For now, let us stop at the fact that these patterns are part of all of us, collectively as humanity. They have always accompanied us, making us unhappy while leaving us clueless about how to confront or address them.
The Roman playwright Terence once wrote: “Nothing human is alien to me.”
Denying and rejecting this behavior within us only builds dissatisfaction and creates tension. Similarly, denial, resistance, and hatred toward our so-called dark side is equally pointless. Why do we fear and turn away from the shadowy aspects of our personality, thoughts, and emotions, when we ourselves are their creators? Why fear our own creations? Just as we created them, we can also free ourselves from them – but the first step must be to confront and accept them, acknowledging their existence. They are a normal part of human nature, and of nature as a whole. Darkness was labeled “bad” by us; it has existed as it is for all eternity.
Black and white, white and black. Yin and Yang, Yang and Yin. One cannot exist without the other, no matter how much we might wish otherwise. This fact will not change. Just as we turn our backs on our uglier sides, we also turn our backs on the darker aspects of society as a whole. We dump humanity’s garbage in faraway places, out of sight, just as we sweep our personal waste under the rug.
I’ve met countless people who are terrified of looking within. They say they would rather not know anything at all, or that there’s so much “garbage” that they don’t even know where to begin – so they give up before they even start. Yet they claim they’re unhappy, longing for change, health, inner peace, and harmony.

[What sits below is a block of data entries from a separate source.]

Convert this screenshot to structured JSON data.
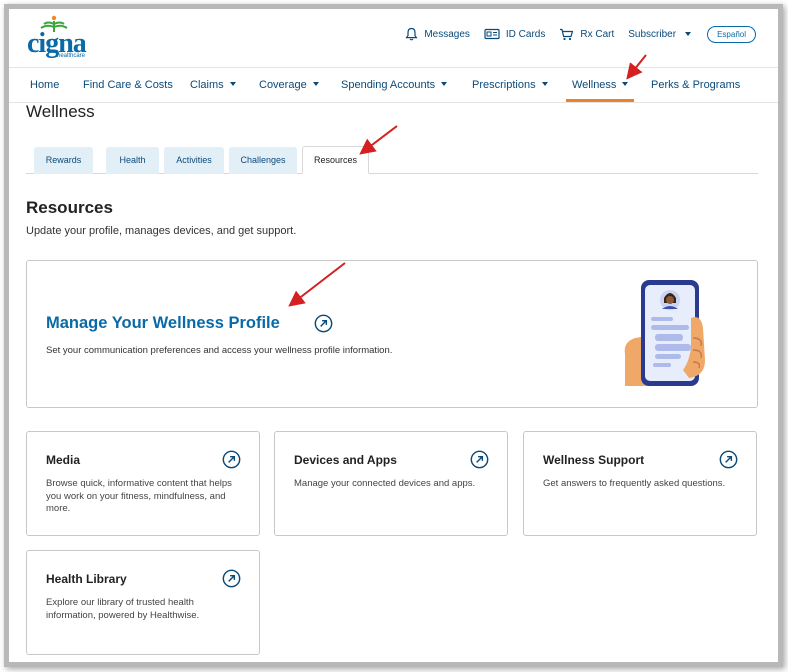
{
  "header": {
    "logo_text": "cigna",
    "logo_sub": "healthcare",
    "utilities": {
      "messages": "Messages",
      "id_cards": "ID Cards",
      "rx_cart": "Rx Cart",
      "subscriber": "Subscriber",
      "language": "Español"
    }
  },
  "nav": {
    "items": [
      {
        "label": "Home"
      },
      {
        "label": "Find Care & Costs"
      },
      {
        "label": "Claims"
      },
      {
        "label": "Coverage"
      },
      {
        "label": "Spending Accounts"
      },
      {
        "label": "Prescriptions"
      },
      {
        "label": "Wellness"
      },
      {
        "label": "Perks & Programs"
      }
    ],
    "active": "Wellness"
  },
  "page": {
    "title": "Wellness"
  },
  "tabs": {
    "items": [
      {
        "label": "Rewards"
      },
      {
        "label": "Health"
      },
      {
        "label": "Activities"
      },
      {
        "label": "Challenges"
      },
      {
        "label": "Resources"
      }
    ],
    "active": "Resources"
  },
  "resources": {
    "title": "Resources",
    "description": "Update your profile, manages devices, and get support.",
    "hero": {
      "title": "Manage Your Wellness Profile",
      "description": "Set your communication preferences and access your wellness profile information."
    },
    "cards": [
      {
        "title": "Media",
        "description": "Browse quick, informative content that helps you work on your fitness, mindfulness, and more."
      },
      {
        "title": "Devices and Apps",
        "description": "Manage your connected devices and apps."
      },
      {
        "title": "Wellness Support",
        "description": "Get answers to frequently asked questions."
      },
      {
        "title": "Health Library",
        "description": "Explore our library of trusted health information, powered by Healthwise."
      }
    ]
  },
  "colors": {
    "brand_blue": "#0a6aa8",
    "nav_text": "#0a4a7a",
    "active_underline": "#e8832a",
    "tab_bg": "#e3eff7",
    "annotation_red": "#d42020",
    "logo_green": "#3aa63a",
    "logo_orange": "#f08a1c"
  },
  "icons": {
    "messages": "bell-icon",
    "id_cards": "id-card-icon",
    "rx_cart": "cart-icon",
    "card_link": "arrow-up-right-circle-icon"
  }
}
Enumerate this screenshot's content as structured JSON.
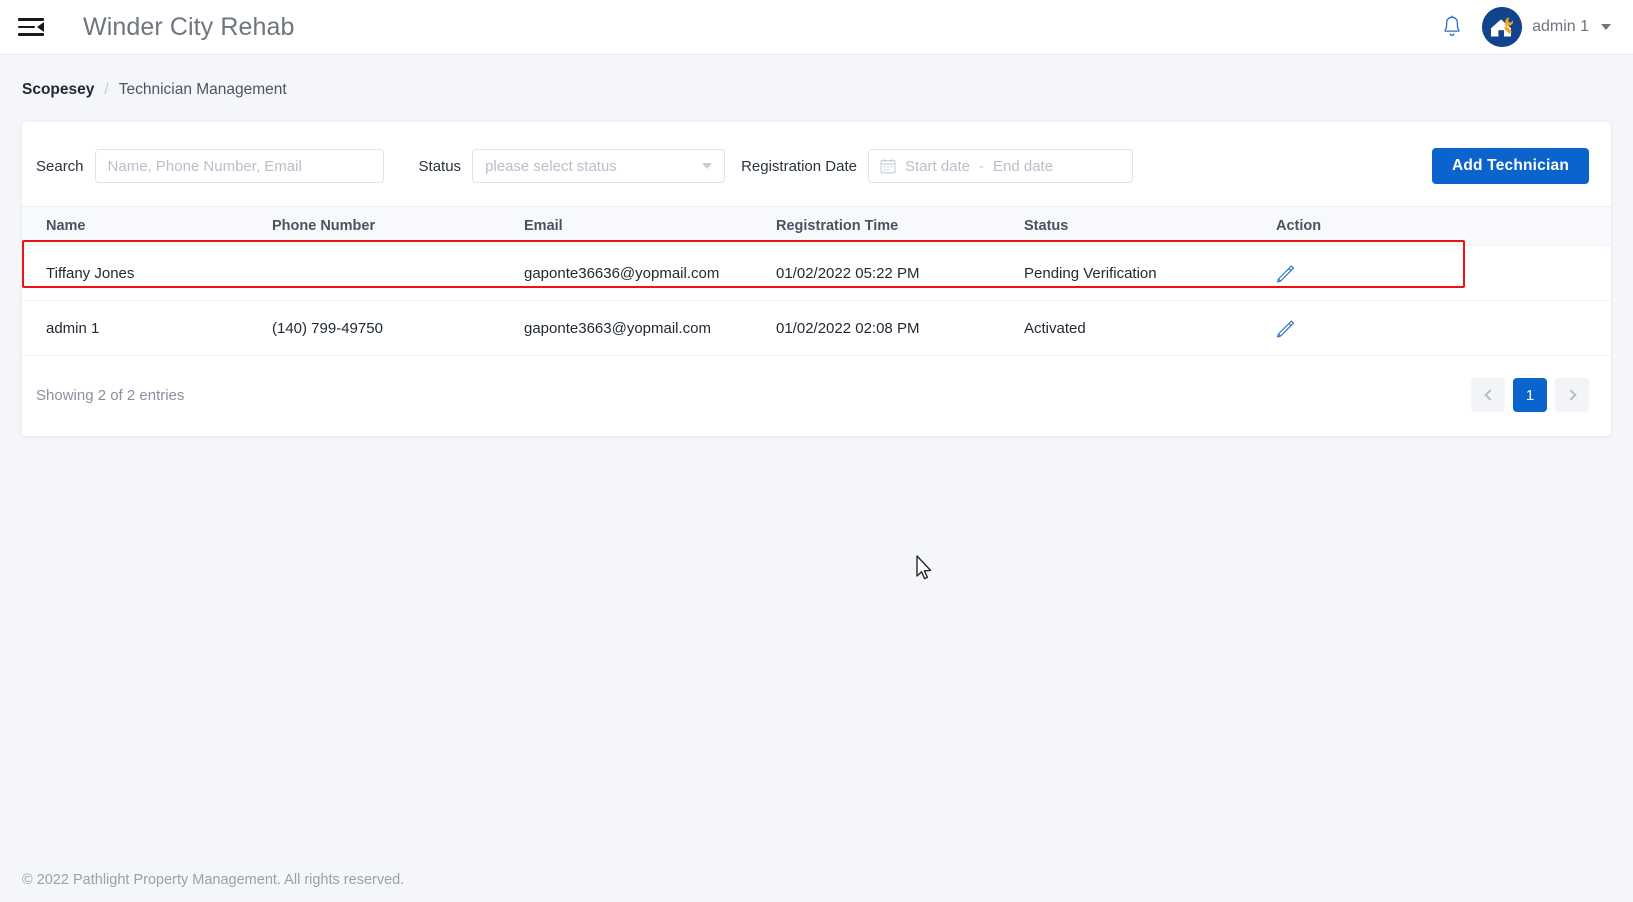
{
  "topbar": {
    "menu_icon": "hamburger-collapse-icon",
    "app_title": "Winder City Rehab",
    "bell_icon": "bell-icon",
    "avatar_icon": "house-wrench-avatar",
    "user_name": "admin 1",
    "caret_icon": "chevron-down-icon"
  },
  "breadcrumb": {
    "root": "Scopesey",
    "separator": "/",
    "current": "Technician Management"
  },
  "filters": {
    "search_label": "Search",
    "search_placeholder": "Name, Phone Number, Email",
    "search_value": "",
    "status_label": "Status",
    "status_placeholder": "please select status",
    "status_value": "",
    "regdate_label": "Registration Date",
    "calendar_icon": "calendar-icon",
    "start_date_placeholder": "Start date",
    "end_date_placeholder": "End date",
    "date_separator": "-",
    "add_button": "Add Technician"
  },
  "table": {
    "columns": [
      "Name",
      "Phone Number",
      "Email",
      "Registration Time",
      "Status",
      "Action"
    ],
    "rows": [
      {
        "name": "Tiffany Jones",
        "phone": "",
        "email": "gaponte36636@yopmail.com",
        "registration_time": "01/02/2022 05:22 PM",
        "status": "Pending Verification",
        "action_icon": "edit-pencil-icon",
        "highlighted": true
      },
      {
        "name": "admin 1",
        "phone": "(140) 799-49750",
        "email": "gaponte3663@yopmail.com",
        "registration_time": "01/02/2022 02:08 PM",
        "status": "Activated",
        "action_icon": "edit-pencil-icon",
        "highlighted": false
      }
    ]
  },
  "pagination": {
    "entries_text": "Showing 2 of 2 entries",
    "prev_icon": "chevron-left-icon",
    "next_icon": "chevron-right-icon",
    "current_page": "1"
  },
  "footer": {
    "copyright": "© 2022 Pathlight Property Management. All rights reserved."
  },
  "colors": {
    "accent_blue": "#0b64cc",
    "highlight_red": "#f01212",
    "page_bg": "#f4f6fa",
    "avatar_bg": "#11448c",
    "wrench_orange": "#f5a623"
  }
}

So where and how should we begin, when the desire for harmony within us grows louder and louder, and the cries for help from our bodies and minds become too loud to ignore? Changing the entire world to suit your preferences and ideas seems like a daunting, perhaps impossible task, doesn’t it? The place to start, then, is within yourself.
Our dark side isn’t something that can vanish overnight. Considering the nature of polarity and opposition – the friction of which drives the material world – is it even reasonable to want to completely eliminate it? Instead, let us turn toward it and accept it, rather than continuing to deny its existence. If we want to transform or integrate it into the light, we must first face it and accept it as it is – not just our personal dark sides, but also the darker side of humanity as a whole.
The greatest inner turmoil comes from resisting and denying what is. This resistance consumes vast amounts of energy. Some things we can transform through awareness, especially those related to ourselves and within our control. However, let us also accept, with love and understanding, the existence of that which we cannot change.
Greater inner peace comes from accepting that the material world around us is as it is right now. Darkness and light are inescapable components of existence and essential elements of human life. We must accept that we, each and every one of us, bear responsibility for the state of our world.
This, to me, sounds like a productive beginning: to accept that we are all part of humanity, collectively growing or sinking together, hand in hand.